SGC · August 15, 2020, 5:59am

me and kevink discussed node states at one time… one of the best ideas imo, was to simply through the os run a dedicated nic for the storagenode or virtual nic and then ifdown it if a dead man switch isn’t triggered in time…

that should in any all just about all cases kill the connection completely not matter the states of the different softwares or most hardware of the OS

i managed to put my debian / proxmox into a state where i cannot access or close the storagenode… tho i can view the logs and it’s still running… i cannot reboot the machine, but i can still put in certain commands that doesn’t essentially require disk access

i did this by removing my l2arc without using the right command in zfs… which basically stalls the entire pool in one big lag of which it never recovers… takes like hours to just get the system to reboot and my watch dog will not catch it because the os is essentially working.

even trying to shutdown the storagenode would take beyond 30minutes… tried to wait for it… but at one point i didn’t dare to wait any longer…

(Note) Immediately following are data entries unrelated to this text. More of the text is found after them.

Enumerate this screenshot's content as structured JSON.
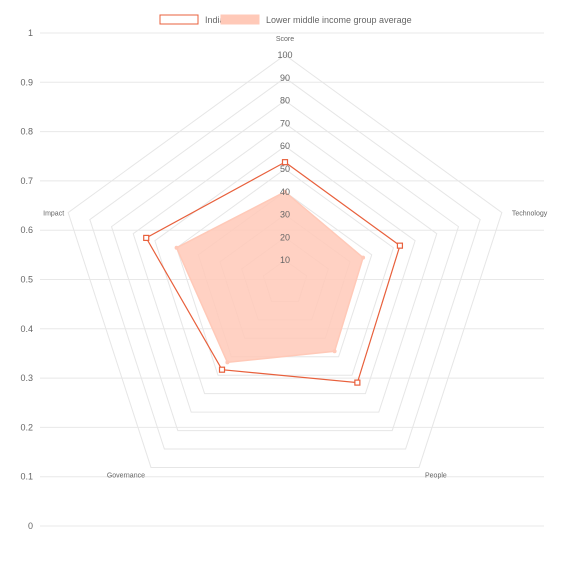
{
  "chart_data": {
    "type": "radar",
    "axes": [
      "Score",
      "Technology",
      "People",
      "Governance",
      "Impact"
    ],
    "radial_ticks": [
      "10",
      "20",
      "30",
      "40",
      "50",
      "60",
      "70",
      "80",
      "90",
      "100"
    ],
    "radial_range": [
      0,
      100
    ],
    "y_ticks": [
      "0",
      "0.1",
      "0.2",
      "0.3",
      "0.4",
      "0.5",
      "0.6",
      "0.7",
      "0.8",
      "0.9",
      "1"
    ],
    "y_range": [
      0,
      1
    ],
    "legend_position": "top",
    "grid": true,
    "series": [
      {
        "name": "India",
        "values": [
          53,
          53,
          54,
          47,
          64
        ],
        "style": "outline",
        "color": "#e8603c"
      },
      {
        "name": "Lower middle income group average",
        "values": [
          40,
          36,
          37,
          43,
          50
        ],
        "style": "filled",
        "color": "#ffc9b8"
      }
    ]
  }
}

i have no doubt that state would have killed my node outright if i had left it in it… because the node was clearly working and the storage was sort of resporting … from time to time even tho it took like 10-15 min to do a basic ls

the log was also screaming error

Alexey · August 15, 2020, 7:09am

The docker container will be restarted by docker daemon, if you specified the --restart unless-stopped flag in the docker run command. However, if you put your data and identity on the disk in own subfolders, the docker will start the container but storagenode will fail because the path doesn’t exist and since it’s a subfolder it can’t start from scratch in the empty mountpoint. So, the container will be in “restarting” state until you fix the problem.